Losing my sight is something I think about sometimes, I suspect more often than other people. It terrifies me. I think about how almost everything I do, all day every day, involves my eyes. Writing, reading, working, playing, cooking. Is it just because of who I am – what my interests are, what I do with my time? Would the idea of blindness be less threatening if I were a musician, a ceramicist, a therapist – if I did something that didn’t require seeing?

Am I missing out on some greater sensory world out there because I don’t use my other senses nearly as much? Is there a world of sound or texture outside of my own that is all around me, to which I’m blinded by my sight?

And why do I think about this so much? It seems a little weird, I think. I think, I think – there’s the problem. Always thinking. I could use a little more doing in my day.

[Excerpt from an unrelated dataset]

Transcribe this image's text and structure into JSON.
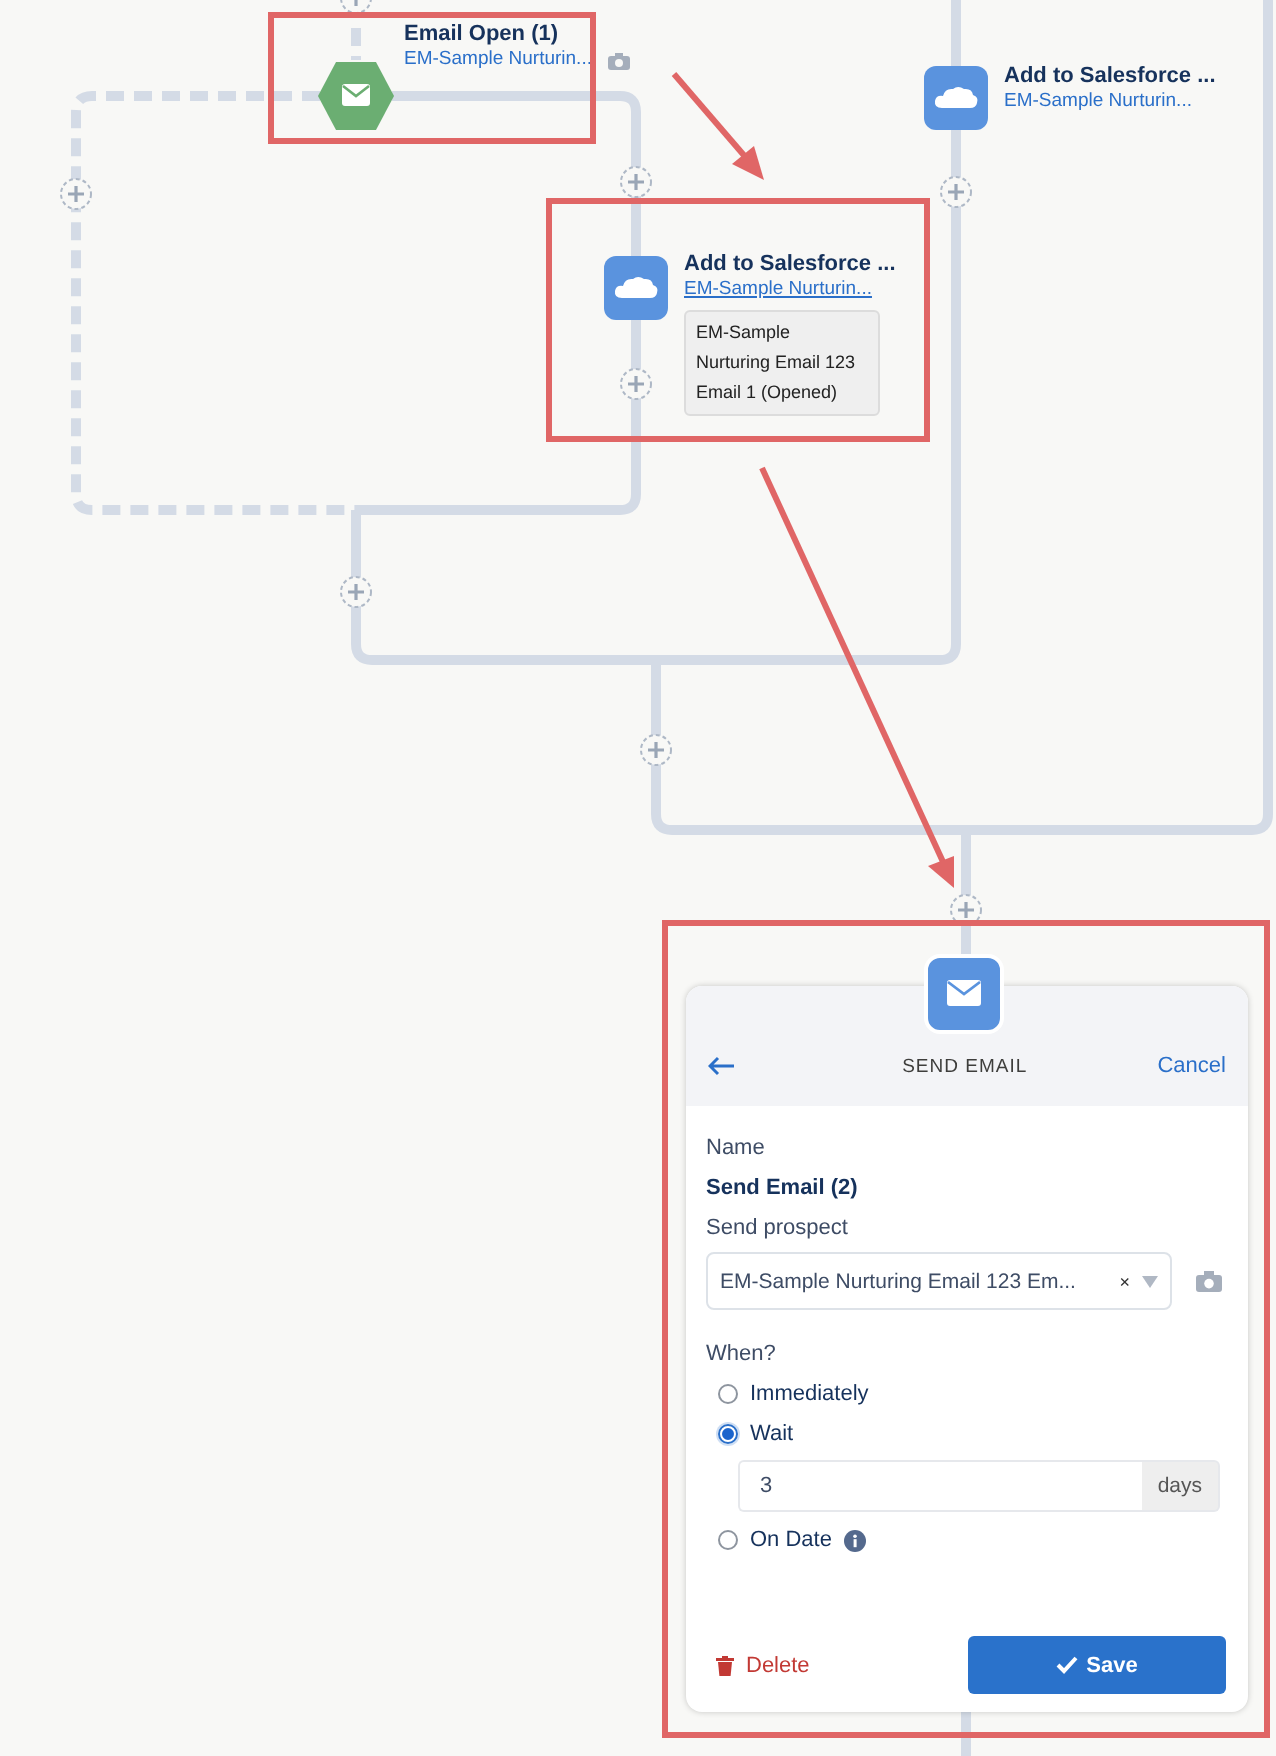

It’s usually late at night, when my eyes are red and dry, and I can feel the burning edges of my eyelids grating across my corneas with each slow laborious blink, that my thoughts turn to those eyes and how much I rely on them. I suppose it’s healthy, maybe it’s a kind of a mental immune system – it usually makes me go to sleep, or at least put in some eye drops or take out my contacts. But it can’t be just that.